The secretary was confident that all the employees' folders were in order the week before. Files didn’t just disappear on their own. Not that many. Not all at once. Someone had tampered with the records before the audit.

That realization pissed me off enough that I stopped handling the situation legally and started handling it the Cattaneo way. Thanks to the systems we had in place, we could keep track of who opened documents and when.

It didn’t take us long to find the person responsible. I’d had the fucker brought to the facility that the DeLucas allowed me to use to work on my pharmaceutical pursuits. It took a broken jaw, missing teeth, and several hours tied to a chair before he finally admitted the truth.

Pasquale Cattaneo had paid him to alter the records and destroy the files. I should’ve guessed it from the start. That miserable bastard wanted the casino shut down. He wanted the DeLuca partnership destroyed.

And more than anything, he wanted me out of Italy. He saw this casino as a stain on the Cattaneo name. The family here didn’t want to be involved with the DeLucas or any casinos.

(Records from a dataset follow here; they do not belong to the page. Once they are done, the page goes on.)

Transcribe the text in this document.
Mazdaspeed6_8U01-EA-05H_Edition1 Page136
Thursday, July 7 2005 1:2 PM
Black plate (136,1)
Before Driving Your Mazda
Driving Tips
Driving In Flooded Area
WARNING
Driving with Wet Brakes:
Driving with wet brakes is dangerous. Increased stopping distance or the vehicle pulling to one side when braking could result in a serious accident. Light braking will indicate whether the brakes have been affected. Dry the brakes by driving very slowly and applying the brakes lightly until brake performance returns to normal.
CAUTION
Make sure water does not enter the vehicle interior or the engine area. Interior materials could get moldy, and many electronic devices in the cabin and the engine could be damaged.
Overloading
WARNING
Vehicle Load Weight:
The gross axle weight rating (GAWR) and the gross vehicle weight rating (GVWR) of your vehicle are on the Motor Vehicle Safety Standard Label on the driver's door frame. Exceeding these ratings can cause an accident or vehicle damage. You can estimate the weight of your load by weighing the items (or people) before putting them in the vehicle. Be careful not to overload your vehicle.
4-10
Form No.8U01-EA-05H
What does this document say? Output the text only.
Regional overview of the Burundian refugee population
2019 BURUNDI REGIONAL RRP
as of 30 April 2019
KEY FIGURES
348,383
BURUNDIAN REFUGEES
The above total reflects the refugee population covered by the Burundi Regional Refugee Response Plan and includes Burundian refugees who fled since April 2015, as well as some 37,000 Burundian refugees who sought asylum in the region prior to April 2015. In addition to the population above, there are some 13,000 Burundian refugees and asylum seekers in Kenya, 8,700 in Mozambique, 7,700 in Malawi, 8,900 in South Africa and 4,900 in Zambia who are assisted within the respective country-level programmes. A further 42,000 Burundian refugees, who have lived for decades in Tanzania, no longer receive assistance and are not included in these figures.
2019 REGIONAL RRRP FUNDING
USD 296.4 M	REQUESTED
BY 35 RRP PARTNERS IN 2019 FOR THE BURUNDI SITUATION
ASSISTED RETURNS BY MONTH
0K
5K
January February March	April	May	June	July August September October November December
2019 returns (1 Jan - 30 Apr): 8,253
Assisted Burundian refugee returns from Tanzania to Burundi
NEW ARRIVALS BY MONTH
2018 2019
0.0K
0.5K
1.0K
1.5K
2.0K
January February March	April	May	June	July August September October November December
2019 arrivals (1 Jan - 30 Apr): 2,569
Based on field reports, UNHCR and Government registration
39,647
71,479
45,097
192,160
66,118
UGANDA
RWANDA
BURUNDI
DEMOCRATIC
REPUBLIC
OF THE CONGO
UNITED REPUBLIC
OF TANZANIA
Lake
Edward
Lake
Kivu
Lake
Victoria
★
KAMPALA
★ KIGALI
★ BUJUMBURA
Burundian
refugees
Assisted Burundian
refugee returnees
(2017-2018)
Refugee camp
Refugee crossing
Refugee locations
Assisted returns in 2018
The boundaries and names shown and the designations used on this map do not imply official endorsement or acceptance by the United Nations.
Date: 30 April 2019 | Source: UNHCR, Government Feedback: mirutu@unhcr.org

They didn’t want the world to believe they’d returned to their old ways. But I hadn’t and still didn’t give a fuck about what they wanted. Once he confessed everything, the employee pleaded with me not to kill him.

He’d cried, telling me about his wife and kids while blood poured from his mouth. I killed him anyway. His family wasn’t my responsibility. They were his. The bastard should’ve thought about them before accepting payment to sabotage my casino.

As for Pasquale...

Well, that motherfucker was still breathing only because I hadn’t decided exactly how I wanted to end him yet. But family or not, I would end him before I returned to the U.S. Which meant, I had one week left to kill my cousin.